SOL
The problem with Spotify on Windows it can only write to the default audio device, that does not provide the most direct path to the DAC as the digital stream goes through the system mixer and may get resampled or otherwise altered. You will still benefit from a better DAC but overall the situation with Spotify is less than ideal on Windows.
There have been long standing requests from the community for Spotify to add ASIO or WASAPI exclusive mode support that were largely ignored.
https://community.spotify.com/t5/Live-Ideas/ASIO-Output-support/idi-p/19519
They kind of half-assed the sound device selection in the latest versions but afaik it is still not using the exclusive mode and was reported to be unreliable:
https://community.spotify.com/t5/Live-Ideas/Allow-user-to-select-default-sound-device/idi-p/5351
What can you do about it?
1.
Fidelify is a 3rd party Spotify client that supports WASAPI exclusive mode, but its stability and feature set is questionable (I haven't tried it).

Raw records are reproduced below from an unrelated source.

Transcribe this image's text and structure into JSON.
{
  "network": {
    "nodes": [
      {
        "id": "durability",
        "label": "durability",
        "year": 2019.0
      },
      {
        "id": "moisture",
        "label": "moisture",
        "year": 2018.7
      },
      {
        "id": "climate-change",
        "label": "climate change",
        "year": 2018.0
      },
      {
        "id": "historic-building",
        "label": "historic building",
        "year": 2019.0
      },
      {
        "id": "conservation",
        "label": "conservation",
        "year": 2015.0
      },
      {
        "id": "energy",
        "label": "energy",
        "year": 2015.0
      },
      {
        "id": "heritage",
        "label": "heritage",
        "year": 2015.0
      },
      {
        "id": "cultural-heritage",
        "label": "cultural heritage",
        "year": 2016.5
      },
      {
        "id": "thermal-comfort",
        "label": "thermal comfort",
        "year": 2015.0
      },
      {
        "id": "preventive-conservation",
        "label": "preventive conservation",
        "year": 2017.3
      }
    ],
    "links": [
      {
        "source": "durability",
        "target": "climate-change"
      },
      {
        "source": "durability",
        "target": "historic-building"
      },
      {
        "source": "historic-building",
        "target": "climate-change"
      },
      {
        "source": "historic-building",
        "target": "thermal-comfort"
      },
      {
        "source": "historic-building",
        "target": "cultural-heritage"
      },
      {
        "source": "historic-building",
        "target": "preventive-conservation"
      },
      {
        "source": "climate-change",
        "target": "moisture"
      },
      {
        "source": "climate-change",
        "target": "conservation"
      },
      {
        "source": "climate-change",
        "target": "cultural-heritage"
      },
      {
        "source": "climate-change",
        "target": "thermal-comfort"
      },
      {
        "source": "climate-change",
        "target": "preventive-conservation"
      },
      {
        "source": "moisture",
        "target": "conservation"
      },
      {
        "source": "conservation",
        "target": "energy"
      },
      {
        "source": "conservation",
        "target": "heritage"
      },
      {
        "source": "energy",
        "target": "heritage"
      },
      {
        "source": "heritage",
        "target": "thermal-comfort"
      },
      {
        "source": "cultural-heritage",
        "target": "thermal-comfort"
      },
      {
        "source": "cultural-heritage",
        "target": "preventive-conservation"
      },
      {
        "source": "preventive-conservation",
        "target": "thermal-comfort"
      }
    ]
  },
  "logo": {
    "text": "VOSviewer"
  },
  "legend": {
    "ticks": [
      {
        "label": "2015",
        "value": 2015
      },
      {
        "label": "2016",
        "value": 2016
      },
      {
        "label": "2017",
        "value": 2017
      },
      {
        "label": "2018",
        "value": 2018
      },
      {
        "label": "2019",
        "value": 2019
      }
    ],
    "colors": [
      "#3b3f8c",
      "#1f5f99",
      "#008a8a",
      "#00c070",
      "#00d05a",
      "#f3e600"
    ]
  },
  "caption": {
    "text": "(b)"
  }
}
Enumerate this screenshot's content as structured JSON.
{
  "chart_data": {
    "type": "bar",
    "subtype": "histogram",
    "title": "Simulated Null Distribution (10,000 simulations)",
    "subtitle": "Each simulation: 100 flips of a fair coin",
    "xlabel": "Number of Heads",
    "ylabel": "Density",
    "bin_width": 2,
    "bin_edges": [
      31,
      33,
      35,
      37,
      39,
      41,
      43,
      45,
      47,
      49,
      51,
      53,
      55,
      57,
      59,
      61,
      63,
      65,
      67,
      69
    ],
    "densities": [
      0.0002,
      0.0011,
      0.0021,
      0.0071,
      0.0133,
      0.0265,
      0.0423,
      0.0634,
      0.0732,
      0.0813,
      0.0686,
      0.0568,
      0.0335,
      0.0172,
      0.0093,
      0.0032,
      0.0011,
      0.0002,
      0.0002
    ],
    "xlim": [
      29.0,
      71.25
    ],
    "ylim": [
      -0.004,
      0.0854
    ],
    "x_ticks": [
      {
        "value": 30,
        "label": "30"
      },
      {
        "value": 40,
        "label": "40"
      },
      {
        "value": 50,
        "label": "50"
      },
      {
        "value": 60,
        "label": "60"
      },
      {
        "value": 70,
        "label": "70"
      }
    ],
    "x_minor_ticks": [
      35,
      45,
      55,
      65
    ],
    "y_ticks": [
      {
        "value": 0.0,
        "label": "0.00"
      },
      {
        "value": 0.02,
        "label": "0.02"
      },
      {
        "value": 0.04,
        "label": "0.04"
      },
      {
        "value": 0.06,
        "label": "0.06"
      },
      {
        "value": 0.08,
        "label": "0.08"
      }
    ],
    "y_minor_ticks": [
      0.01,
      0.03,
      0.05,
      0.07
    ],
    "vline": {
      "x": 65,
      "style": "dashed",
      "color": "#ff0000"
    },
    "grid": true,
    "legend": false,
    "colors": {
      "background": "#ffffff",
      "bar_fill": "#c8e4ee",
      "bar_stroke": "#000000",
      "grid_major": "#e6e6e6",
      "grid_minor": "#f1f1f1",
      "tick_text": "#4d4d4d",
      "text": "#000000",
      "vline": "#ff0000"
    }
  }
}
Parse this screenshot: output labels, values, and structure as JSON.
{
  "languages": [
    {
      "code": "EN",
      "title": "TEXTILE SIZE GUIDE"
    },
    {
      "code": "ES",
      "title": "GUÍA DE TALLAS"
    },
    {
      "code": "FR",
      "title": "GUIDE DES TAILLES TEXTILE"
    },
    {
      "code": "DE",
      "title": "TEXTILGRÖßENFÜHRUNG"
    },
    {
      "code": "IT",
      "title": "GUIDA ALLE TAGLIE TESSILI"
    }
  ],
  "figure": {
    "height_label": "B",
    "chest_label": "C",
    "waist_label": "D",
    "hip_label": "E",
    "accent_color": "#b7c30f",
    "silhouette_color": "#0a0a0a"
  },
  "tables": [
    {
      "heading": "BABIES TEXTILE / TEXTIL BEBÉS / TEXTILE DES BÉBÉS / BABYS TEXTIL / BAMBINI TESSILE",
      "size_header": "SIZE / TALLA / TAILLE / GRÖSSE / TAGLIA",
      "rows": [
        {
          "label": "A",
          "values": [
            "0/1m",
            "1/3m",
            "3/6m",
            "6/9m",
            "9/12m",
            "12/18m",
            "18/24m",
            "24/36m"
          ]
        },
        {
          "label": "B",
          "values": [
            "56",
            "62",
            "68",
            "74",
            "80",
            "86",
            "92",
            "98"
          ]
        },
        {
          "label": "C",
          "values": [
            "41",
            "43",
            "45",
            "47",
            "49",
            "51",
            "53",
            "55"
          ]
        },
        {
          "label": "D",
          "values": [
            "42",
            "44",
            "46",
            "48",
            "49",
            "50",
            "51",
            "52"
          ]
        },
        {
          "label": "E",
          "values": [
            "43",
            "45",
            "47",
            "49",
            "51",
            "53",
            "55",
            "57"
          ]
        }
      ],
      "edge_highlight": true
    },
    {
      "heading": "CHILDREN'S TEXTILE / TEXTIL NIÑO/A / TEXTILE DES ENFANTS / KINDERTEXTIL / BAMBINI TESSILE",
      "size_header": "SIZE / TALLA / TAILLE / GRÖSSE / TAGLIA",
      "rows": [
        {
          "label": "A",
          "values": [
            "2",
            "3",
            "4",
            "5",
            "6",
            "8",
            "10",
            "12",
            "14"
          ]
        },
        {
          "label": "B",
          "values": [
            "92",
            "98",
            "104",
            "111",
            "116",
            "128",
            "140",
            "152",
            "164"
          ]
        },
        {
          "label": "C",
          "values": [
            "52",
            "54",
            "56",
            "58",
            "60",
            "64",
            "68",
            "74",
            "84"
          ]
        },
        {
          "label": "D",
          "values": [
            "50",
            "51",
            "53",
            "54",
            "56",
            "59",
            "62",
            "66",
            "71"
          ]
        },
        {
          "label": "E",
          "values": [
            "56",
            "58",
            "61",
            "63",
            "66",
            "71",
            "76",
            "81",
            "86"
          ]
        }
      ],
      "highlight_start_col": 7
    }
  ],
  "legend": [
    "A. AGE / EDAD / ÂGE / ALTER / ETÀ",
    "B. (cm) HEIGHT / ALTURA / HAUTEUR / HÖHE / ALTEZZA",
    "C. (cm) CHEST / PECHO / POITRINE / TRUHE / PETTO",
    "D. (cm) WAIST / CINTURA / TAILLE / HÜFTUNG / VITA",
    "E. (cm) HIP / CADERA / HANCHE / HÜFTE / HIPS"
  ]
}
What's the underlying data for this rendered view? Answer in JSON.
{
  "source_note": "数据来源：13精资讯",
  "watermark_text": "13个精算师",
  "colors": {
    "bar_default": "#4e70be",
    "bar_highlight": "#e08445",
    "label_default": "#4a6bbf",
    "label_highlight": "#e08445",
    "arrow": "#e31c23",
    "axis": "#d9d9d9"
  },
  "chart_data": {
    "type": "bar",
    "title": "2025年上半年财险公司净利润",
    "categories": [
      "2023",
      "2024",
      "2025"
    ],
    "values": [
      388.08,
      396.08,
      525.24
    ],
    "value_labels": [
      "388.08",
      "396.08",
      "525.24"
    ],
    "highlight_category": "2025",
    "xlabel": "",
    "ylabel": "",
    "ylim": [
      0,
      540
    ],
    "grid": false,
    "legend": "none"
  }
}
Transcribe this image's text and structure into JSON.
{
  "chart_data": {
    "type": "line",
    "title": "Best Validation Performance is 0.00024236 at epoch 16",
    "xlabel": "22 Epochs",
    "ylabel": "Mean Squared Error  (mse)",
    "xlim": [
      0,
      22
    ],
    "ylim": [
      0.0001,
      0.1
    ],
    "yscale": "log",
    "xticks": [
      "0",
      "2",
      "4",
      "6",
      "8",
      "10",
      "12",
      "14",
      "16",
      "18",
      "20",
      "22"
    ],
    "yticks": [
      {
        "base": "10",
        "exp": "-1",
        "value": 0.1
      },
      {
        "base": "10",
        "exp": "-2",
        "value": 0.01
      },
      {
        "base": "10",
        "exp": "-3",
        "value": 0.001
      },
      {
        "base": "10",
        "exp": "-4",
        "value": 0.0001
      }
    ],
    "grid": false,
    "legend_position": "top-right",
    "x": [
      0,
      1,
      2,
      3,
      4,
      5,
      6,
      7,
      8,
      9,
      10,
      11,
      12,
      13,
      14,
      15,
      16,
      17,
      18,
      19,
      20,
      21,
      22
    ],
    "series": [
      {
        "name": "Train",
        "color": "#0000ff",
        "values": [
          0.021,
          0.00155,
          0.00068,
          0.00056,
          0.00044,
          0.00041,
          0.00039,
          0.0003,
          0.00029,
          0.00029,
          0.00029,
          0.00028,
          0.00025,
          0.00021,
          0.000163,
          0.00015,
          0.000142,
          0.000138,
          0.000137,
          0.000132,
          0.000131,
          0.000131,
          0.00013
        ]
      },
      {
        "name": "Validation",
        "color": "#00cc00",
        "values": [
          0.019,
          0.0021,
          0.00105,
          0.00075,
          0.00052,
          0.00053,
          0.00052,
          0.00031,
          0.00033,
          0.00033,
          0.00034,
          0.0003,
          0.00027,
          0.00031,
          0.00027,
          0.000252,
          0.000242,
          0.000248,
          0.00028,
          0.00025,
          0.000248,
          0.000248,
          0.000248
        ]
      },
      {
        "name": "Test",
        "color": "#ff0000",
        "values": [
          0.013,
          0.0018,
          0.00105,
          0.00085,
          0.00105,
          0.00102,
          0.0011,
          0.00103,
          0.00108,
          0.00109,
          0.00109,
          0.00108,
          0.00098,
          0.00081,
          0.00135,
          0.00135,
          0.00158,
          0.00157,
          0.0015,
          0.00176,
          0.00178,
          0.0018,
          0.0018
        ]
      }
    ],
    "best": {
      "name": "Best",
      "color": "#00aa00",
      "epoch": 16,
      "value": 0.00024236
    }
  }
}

2. Use Chromecast Audio through its optical output into your DAC. One caveat your DAC must be able to deal with incoming jitter as the CCA's optical output
has been found to be quite jittery. Another aspect the CCA is using 256kbps AAC stream vs. 320kbps OGG on desktop, but given AAC is a better compression algorithm the quality should be equivalent if not better.
3. JRiver media center comes with a virtual WDM driver that can intercept/route audio with minimal changes to the JRiver engine, and then out to a WASAPI/ASIO device. I use this, this is still not a true direct path to the DAC but a big improvement over the default Windows sound device IMO, but ymmv, etc.
4.
Virtual Audio Cable/ASIO Bridge out to an ASIO driver or maybe Asio4All, this is a similar concept to #3 but I've found it doesn't sound as good.
Huh? Spotify is 16 bits/44.1 kHz compressed. If you have Windows resample audio to 32/192kHz that ain't a good thing.